I'll also offer at least one answer on your question to chrib.
1. If I get a 10% gain in less than 5 days, I take partial profits off the table. I don't care if it reverses the next day or continues up.
2. If a stock makes a big jump in one day, called a "dominate candle", it should not retrace more than half of that candle if it's going to continue moving up. Ideally, it retraces less than this. The "perfect" retracement is a 3 day withdraw that stays above the midpoint. So, if you get in on a big day, take partial profits, then place a stop on the rest just below the midpoint of the dominate candle.

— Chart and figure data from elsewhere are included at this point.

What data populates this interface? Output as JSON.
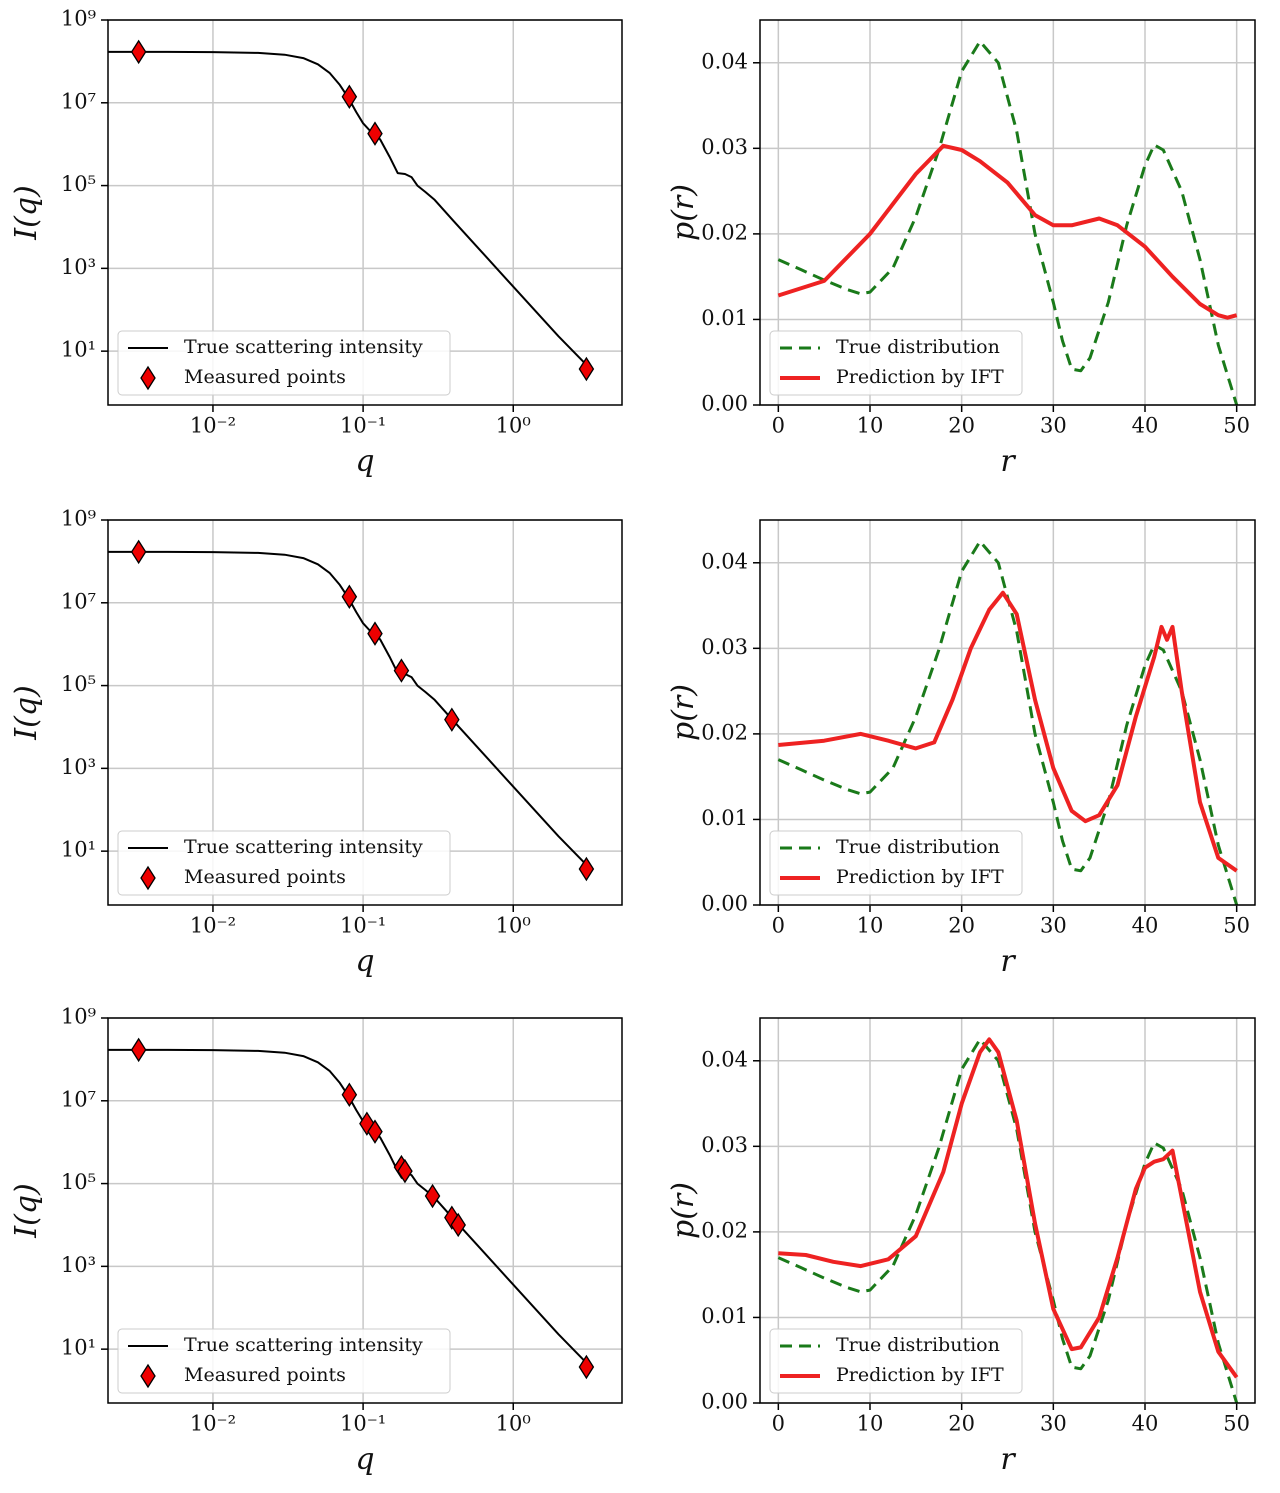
{
  "chart_data": [
    {
      "type": "line",
      "log_x": true,
      "log_y": true,
      "xlabel": "q",
      "ylabel": "I(q)",
      "xlim": [
        0.002,
        5.3
      ],
      "ylim": [
        0.5,
        1000000000
      ],
      "xticks": [
        {
          "value": 0.01,
          "label": "10⁻²"
        },
        {
          "value": 0.1,
          "label": "10⁻¹"
        },
        {
          "value": 1,
          "label": "10⁰"
        }
      ],
      "yticks": [
        {
          "value": 10,
          "label": "10¹"
        },
        {
          "value": 1000,
          "label": "10³"
        },
        {
          "value": 100000,
          "label": "10⁵"
        },
        {
          "value": 10000000,
          "label": "10⁷"
        },
        {
          "value": 1000000000,
          "label": "10⁹"
        }
      ],
      "grid": true,
      "legend": "lower left",
      "series": [
        {
          "name": "True scattering intensity",
          "type": "line",
          "color": "#000000",
          "style": "solid",
          "width": 2,
          "x": [
            0.002,
            0.005,
            0.01,
            0.02,
            0.03,
            0.04,
            0.05,
            0.06,
            0.07,
            0.08,
            0.09,
            0.1,
            0.11,
            0.12,
            0.13,
            0.15,
            0.17,
            0.19,
            0.21,
            0.23,
            0.26,
            0.3,
            0.4,
            0.6,
            1,
            2,
            3.2
          ],
          "values": [
            170000000,
            170000000,
            168000000,
            160000000,
            145000000,
            120000000,
            85000000,
            52000000,
            27000000,
            13000000,
            6000000,
            3200000,
            2200000,
            1800000,
            1300000,
            500000,
            200000,
            190000,
            160000,
            100000,
            70000,
            45000,
            14000,
            2800,
            360,
            23,
            4
          ]
        },
        {
          "name": "Measured points",
          "type": "scatter",
          "color": "#ee0000",
          "marker": "diamond",
          "x": [
            0.0032,
            0.081,
            0.12,
            3.07
          ],
          "values": [
            170000000,
            14000000,
            1800000,
            3.7
          ]
        }
      ]
    },
    {
      "type": "line",
      "log_x": false,
      "log_y": false,
      "xlabel": "r",
      "ylabel": "p(r)",
      "xlim": [
        -2,
        52
      ],
      "ylim": [
        0,
        0.045
      ],
      "xticks": [
        0,
        10,
        20,
        30,
        40,
        50
      ],
      "yticks": [
        {
          "value": 0,
          "label": "0.00"
        },
        0.01,
        0.02,
        0.03,
        0.04
      ],
      "grid": true,
      "legend": "lower left",
      "series": [
        {
          "name": "True distribution",
          "type": "line",
          "color": "#1a7a1a",
          "style": "dashed",
          "width": 3,
          "x": [
            0,
            2.5,
            5,
            7.5,
            9,
            10,
            12.5,
            15,
            17.5,
            20,
            22,
            24,
            26,
            28,
            30,
            31,
            32,
            33,
            34,
            36,
            38,
            40,
            41,
            42,
            44,
            46,
            48,
            50
          ],
          "values": [
            0.017,
            0.0158,
            0.0146,
            0.0135,
            0.013,
            0.0132,
            0.016,
            0.022,
            0.0298,
            0.039,
            0.0425,
            0.04,
            0.032,
            0.02,
            0.012,
            0.0075,
            0.0042,
            0.004,
            0.0055,
            0.012,
            0.021,
            0.028,
            0.0304,
            0.0298,
            0.025,
            0.017,
            0.007,
            0
          ]
        },
        {
          "name": "Prediction by IFT",
          "type": "line",
          "color": "#ee2222",
          "style": "solid",
          "width": 4,
          "x": [
            0,
            5,
            10,
            15,
            18,
            20,
            22,
            25,
            28,
            30,
            32,
            35,
            37,
            40,
            43,
            46,
            48,
            49,
            50
          ],
          "values": [
            0.0128,
            0.0145,
            0.02,
            0.027,
            0.0303,
            0.0298,
            0.0285,
            0.026,
            0.0222,
            0.021,
            0.021,
            0.0218,
            0.021,
            0.0185,
            0.015,
            0.0118,
            0.0105,
            0.0102,
            0.0105
          ]
        }
      ]
    },
    {
      "type": "line",
      "log_x": true,
      "log_y": true,
      "xlabel": "q",
      "ylabel": "I(q)",
      "xlim": [
        0.002,
        5.3
      ],
      "ylim": [
        0.5,
        1000000000
      ],
      "xticks": [
        {
          "value": 0.01,
          "label": "10⁻²"
        },
        {
          "value": 0.1,
          "label": "10⁻¹"
        },
        {
          "value": 1,
          "label": "10⁰"
        }
      ],
      "yticks": [
        {
          "value": 10,
          "label": "10¹"
        },
        {
          "value": 1000,
          "label": "10³"
        },
        {
          "value": 100000,
          "label": "10⁵"
        },
        {
          "value": 10000000,
          "label": "10⁷"
        },
        {
          "value": 1000000000,
          "label": "10⁹"
        }
      ],
      "grid": true,
      "legend": "lower left",
      "series": [
        {
          "name": "True scattering intensity",
          "type": "line",
          "color": "#000000",
          "style": "solid",
          "width": 2,
          "x": [
            0.002,
            0.005,
            0.01,
            0.02,
            0.03,
            0.04,
            0.05,
            0.06,
            0.07,
            0.08,
            0.09,
            0.1,
            0.11,
            0.12,
            0.13,
            0.15,
            0.17,
            0.19,
            0.21,
            0.23,
            0.26,
            0.3,
            0.4,
            0.6,
            1,
            2,
            3.2
          ],
          "values": [
            170000000,
            170000000,
            168000000,
            160000000,
            145000000,
            120000000,
            85000000,
            52000000,
            27000000,
            13000000,
            6000000,
            3200000,
            2200000,
            1800000,
            1300000,
            500000,
            200000,
            190000,
            160000,
            100000,
            70000,
            45000,
            14000,
            2800,
            360,
            23,
            4
          ]
        },
        {
          "name": "Measured points",
          "type": "scatter",
          "color": "#ee0000",
          "marker": "diamond",
          "x": [
            0.0032,
            0.081,
            0.12,
            0.18,
            0.39,
            3.07
          ],
          "values": [
            170000000,
            14000000,
            1800000,
            230000,
            15000,
            3.7
          ]
        }
      ]
    },
    {
      "type": "line",
      "log_x": false,
      "log_y": false,
      "xlabel": "r",
      "ylabel": "p(r)",
      "xlim": [
        -2,
        52
      ],
      "ylim": [
        0,
        0.045
      ],
      "xticks": [
        0,
        10,
        20,
        30,
        40,
        50
      ],
      "yticks": [
        {
          "value": 0,
          "label": "0.00"
        },
        0.01,
        0.02,
        0.03,
        0.04
      ],
      "grid": true,
      "legend": "lower left",
      "series": [
        {
          "name": "True distribution",
          "type": "line",
          "color": "#1a7a1a",
          "style": "dashed",
          "width": 3,
          "x": [
            0,
            2.5,
            5,
            7.5,
            9,
            10,
            12.5,
            15,
            17.5,
            20,
            22,
            24,
            26,
            28,
            30,
            31,
            32,
            33,
            34,
            36,
            38,
            40,
            41,
            42,
            44,
            46,
            48,
            50
          ],
          "values": [
            0.017,
            0.0158,
            0.0146,
            0.0135,
            0.013,
            0.0132,
            0.016,
            0.022,
            0.0298,
            0.039,
            0.0425,
            0.04,
            0.032,
            0.02,
            0.012,
            0.0075,
            0.0042,
            0.004,
            0.0055,
            0.012,
            0.021,
            0.028,
            0.0304,
            0.0298,
            0.025,
            0.017,
            0.007,
            0
          ]
        },
        {
          "name": "Prediction by IFT",
          "type": "line",
          "color": "#ee2222",
          "style": "solid",
          "width": 4,
          "x": [
            0,
            5,
            9,
            12,
            15,
            17,
            19,
            21,
            23,
            24.5,
            26,
            28,
            30,
            32,
            33.5,
            35,
            37,
            39,
            41,
            41.8,
            42.4,
            43,
            44,
            46,
            48,
            50
          ],
          "values": [
            0.0187,
            0.0192,
            0.02,
            0.0192,
            0.0183,
            0.019,
            0.024,
            0.03,
            0.0345,
            0.0365,
            0.034,
            0.024,
            0.016,
            0.011,
            0.0098,
            0.0105,
            0.014,
            0.022,
            0.029,
            0.0325,
            0.031,
            0.0325,
            0.025,
            0.012,
            0.0055,
            0.004
          ]
        }
      ]
    },
    {
      "type": "line",
      "log_x": true,
      "log_y": true,
      "xlabel": "q",
      "ylabel": "I(q)",
      "xlim": [
        0.002,
        5.3
      ],
      "ylim": [
        0.5,
        1000000000
      ],
      "xticks": [
        {
          "value": 0.01,
          "label": "10⁻²"
        },
        {
          "value": 0.1,
          "label": "10⁻¹"
        },
        {
          "value": 1,
          "label": "10⁰"
        }
      ],
      "yticks": [
        {
          "value": 10,
          "label": "10¹"
        },
        {
          "value": 1000,
          "label": "10³"
        },
        {
          "value": 100000,
          "label": "10⁵"
        },
        {
          "value": 10000000,
          "label": "10⁷"
        },
        {
          "value": 1000000000,
          "label": "10⁹"
        }
      ],
      "grid": true,
      "legend": "lower left",
      "series": [
        {
          "name": "True scattering intensity",
          "type": "line",
          "color": "#000000",
          "style": "solid",
          "width": 2,
          "x": [
            0.002,
            0.005,
            0.01,
            0.02,
            0.03,
            0.04,
            0.05,
            0.06,
            0.07,
            0.08,
            0.09,
            0.1,
            0.11,
            0.12,
            0.13,
            0.15,
            0.17,
            0.19,
            0.21,
            0.23,
            0.26,
            0.3,
            0.4,
            0.6,
            1,
            2,
            3.2
          ],
          "values": [
            170000000,
            170000000,
            168000000,
            160000000,
            145000000,
            120000000,
            85000000,
            52000000,
            27000000,
            13000000,
            6000000,
            3200000,
            2200000,
            1800000,
            1300000,
            500000,
            200000,
            190000,
            160000,
            100000,
            70000,
            45000,
            14000,
            2800,
            360,
            23,
            4
          ]
        },
        {
          "name": "Measured points",
          "type": "scatter",
          "color": "#ee0000",
          "marker": "diamond",
          "x": [
            0.0032,
            0.081,
            0.106,
            0.12,
            0.18,
            0.19,
            0.29,
            0.39,
            0.43,
            3.07
          ],
          "values": [
            170000000,
            14000000,
            2800000,
            1800000,
            250000,
            200000,
            50000,
            15000,
            10000,
            3.7
          ]
        }
      ]
    },
    {
      "type": "line",
      "log_x": false,
      "log_y": false,
      "xlabel": "r",
      "ylabel": "p(r)",
      "xlim": [
        -2,
        52
      ],
      "ylim": [
        0,
        0.045
      ],
      "xticks": [
        0,
        10,
        20,
        30,
        40,
        50
      ],
      "yticks": [
        {
          "value": 0,
          "label": "0.00"
        },
        0.01,
        0.02,
        0.03,
        0.04
      ],
      "grid": true,
      "legend": "lower left",
      "series": [
        {
          "name": "True distribution",
          "type": "line",
          "color": "#1a7a1a",
          "style": "dashed",
          "width": 3,
          "x": [
            0,
            2.5,
            5,
            7.5,
            9,
            10,
            12.5,
            15,
            17.5,
            20,
            22,
            24,
            26,
            28,
            30,
            31,
            32,
            33,
            34,
            36,
            38,
            40,
            41,
            42,
            44,
            46,
            48,
            50
          ],
          "values": [
            0.017,
            0.0158,
            0.0146,
            0.0135,
            0.013,
            0.0132,
            0.016,
            0.022,
            0.0298,
            0.039,
            0.0425,
            0.04,
            0.032,
            0.02,
            0.012,
            0.0075,
            0.0042,
            0.004,
            0.0055,
            0.012,
            0.021,
            0.028,
            0.0304,
            0.0298,
            0.025,
            0.017,
            0.007,
            0
          ]
        },
        {
          "name": "Prediction by IFT",
          "type": "line",
          "color": "#ee2222",
          "style": "solid",
          "width": 4,
          "x": [
            0,
            3,
            6,
            9,
            12,
            15,
            18,
            20,
            22,
            23,
            24,
            26,
            28,
            30,
            32,
            33,
            35,
            37,
            39,
            40,
            41,
            42,
            43,
            44,
            46,
            48,
            50
          ],
          "values": [
            0.0175,
            0.0173,
            0.0165,
            0.016,
            0.0168,
            0.0195,
            0.027,
            0.035,
            0.041,
            0.0425,
            0.041,
            0.033,
            0.021,
            0.011,
            0.0063,
            0.0065,
            0.01,
            0.017,
            0.025,
            0.0275,
            0.0282,
            0.0285,
            0.0295,
            0.024,
            0.013,
            0.006,
            0.003
          ]
        }
      ]
    }
  ]
}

3. If you watch prices intraday, you can often see the price double, tripple top at a certain price. If it doesn't break through this short term resistance, it's withdrawing. We may not necessarily know, but it's retreating.
4. There's a rule I follow called the "Three Day Rule". It means most stock moves occur over a 3 day period. Day 1, the smart money is buying, starting the move. Day 2, the more astute traders are buying because they observed the first days move. Day 3, the "dumb" money is buying because the move is now plainly obvious. Day 3 often ends in a retreat. Never buy on Day 3! So, if you see two UP days in a stock, wait it out, don't chase it. If you're in on Day 1 or 2, good job start looking to sell to the "dumb" money!